A greedy seller - one who priced his tickets too high - was less likely to sell two weeks before the game. He had to resort to deeper discounts as game day, and the potential worthlessness of his assets, drew near. The more seats available, and the more transparent that market is, thanks to the Internet, the more likely that greed will be punished.
To give the greedy their due, they perform a service: By overpricing, they preserve an eve-of-game supply of tickets for persons willing to pay a premium for last-minute impulse purchases. Unfortunately, such persons are apt to be richer than thee, hence presumptively greedy.
Perhaps it would be restful to give moral reasoning a rest and give economic reasoning a chance. Until recently, many states regulated "scalping" by limiting markups or outlawing secondary markets for some events.

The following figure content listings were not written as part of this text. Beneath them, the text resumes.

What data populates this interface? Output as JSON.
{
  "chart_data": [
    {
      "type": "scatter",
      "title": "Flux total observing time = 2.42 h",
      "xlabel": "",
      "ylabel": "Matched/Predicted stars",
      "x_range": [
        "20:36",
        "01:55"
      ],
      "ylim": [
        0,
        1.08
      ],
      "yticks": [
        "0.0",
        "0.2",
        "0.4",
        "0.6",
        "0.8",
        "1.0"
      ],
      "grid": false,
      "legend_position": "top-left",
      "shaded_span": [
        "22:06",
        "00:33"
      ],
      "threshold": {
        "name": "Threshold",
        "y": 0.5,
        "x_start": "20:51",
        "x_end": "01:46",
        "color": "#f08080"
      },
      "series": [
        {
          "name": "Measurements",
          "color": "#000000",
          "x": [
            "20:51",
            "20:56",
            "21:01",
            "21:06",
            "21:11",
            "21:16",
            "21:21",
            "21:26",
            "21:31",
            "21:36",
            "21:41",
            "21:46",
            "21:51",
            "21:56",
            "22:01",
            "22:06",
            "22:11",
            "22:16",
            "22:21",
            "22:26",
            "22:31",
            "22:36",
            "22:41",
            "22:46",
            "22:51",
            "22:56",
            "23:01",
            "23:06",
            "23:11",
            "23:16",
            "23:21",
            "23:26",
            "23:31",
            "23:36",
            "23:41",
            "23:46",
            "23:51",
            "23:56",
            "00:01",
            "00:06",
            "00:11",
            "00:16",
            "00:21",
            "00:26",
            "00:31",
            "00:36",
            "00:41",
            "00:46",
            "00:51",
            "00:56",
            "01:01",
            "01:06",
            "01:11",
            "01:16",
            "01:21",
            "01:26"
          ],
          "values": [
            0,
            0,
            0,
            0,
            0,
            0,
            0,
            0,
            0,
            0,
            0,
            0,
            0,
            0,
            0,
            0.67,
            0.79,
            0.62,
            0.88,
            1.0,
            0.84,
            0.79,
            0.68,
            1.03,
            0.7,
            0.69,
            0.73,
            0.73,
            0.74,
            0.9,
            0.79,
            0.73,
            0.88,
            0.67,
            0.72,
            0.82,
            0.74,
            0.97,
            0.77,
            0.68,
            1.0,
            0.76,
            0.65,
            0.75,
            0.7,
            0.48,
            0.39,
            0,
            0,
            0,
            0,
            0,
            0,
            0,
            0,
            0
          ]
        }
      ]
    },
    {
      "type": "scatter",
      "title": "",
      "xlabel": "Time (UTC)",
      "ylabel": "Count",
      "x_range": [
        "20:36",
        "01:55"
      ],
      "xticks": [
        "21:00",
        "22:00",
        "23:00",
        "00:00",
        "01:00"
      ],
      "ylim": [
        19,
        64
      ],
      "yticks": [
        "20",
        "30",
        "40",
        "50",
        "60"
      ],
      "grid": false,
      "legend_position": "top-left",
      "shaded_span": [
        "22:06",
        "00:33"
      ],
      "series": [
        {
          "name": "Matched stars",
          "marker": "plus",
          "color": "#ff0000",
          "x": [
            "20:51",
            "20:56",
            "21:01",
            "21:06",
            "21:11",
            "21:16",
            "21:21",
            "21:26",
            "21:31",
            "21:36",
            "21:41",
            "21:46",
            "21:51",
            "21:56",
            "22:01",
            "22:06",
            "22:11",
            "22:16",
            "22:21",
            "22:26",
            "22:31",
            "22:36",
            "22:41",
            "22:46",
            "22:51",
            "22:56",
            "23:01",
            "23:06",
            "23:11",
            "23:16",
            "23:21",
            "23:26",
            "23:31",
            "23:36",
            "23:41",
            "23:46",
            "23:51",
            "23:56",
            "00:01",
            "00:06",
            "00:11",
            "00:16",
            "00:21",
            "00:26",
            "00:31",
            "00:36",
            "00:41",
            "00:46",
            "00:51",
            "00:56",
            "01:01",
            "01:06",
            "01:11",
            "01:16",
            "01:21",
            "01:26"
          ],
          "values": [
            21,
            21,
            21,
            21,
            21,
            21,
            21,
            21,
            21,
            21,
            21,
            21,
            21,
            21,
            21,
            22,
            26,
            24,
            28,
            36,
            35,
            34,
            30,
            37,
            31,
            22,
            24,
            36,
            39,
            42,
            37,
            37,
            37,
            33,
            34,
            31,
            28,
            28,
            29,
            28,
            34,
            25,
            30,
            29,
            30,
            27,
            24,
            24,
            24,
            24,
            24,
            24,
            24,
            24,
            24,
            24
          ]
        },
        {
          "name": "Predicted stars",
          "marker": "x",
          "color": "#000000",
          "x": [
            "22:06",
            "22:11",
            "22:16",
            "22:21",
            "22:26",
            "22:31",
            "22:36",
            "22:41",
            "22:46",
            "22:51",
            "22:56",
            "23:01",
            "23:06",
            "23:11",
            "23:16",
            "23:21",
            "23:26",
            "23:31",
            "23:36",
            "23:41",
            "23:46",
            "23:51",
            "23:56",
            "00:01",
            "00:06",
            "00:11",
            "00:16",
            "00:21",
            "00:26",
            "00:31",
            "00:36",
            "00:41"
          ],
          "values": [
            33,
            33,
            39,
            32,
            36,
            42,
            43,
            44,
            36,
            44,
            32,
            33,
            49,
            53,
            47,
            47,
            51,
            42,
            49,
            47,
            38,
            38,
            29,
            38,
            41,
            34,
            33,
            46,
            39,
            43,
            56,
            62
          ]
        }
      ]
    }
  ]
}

Most of these states have repealed or relaxed those laws, even though a 1997 New York Times editorial demanded more enforcement of anti-scalping laws lest the public be victimized by "price-gouging ticket agents."
Actually, would-be price gougers are at the mercy of a public armed with information. Greed is worse than a moral defect, it is a cause of foolish pricing. That is why markets know it when they see it. And when markets are allowed to operate, greed generates its own punishment.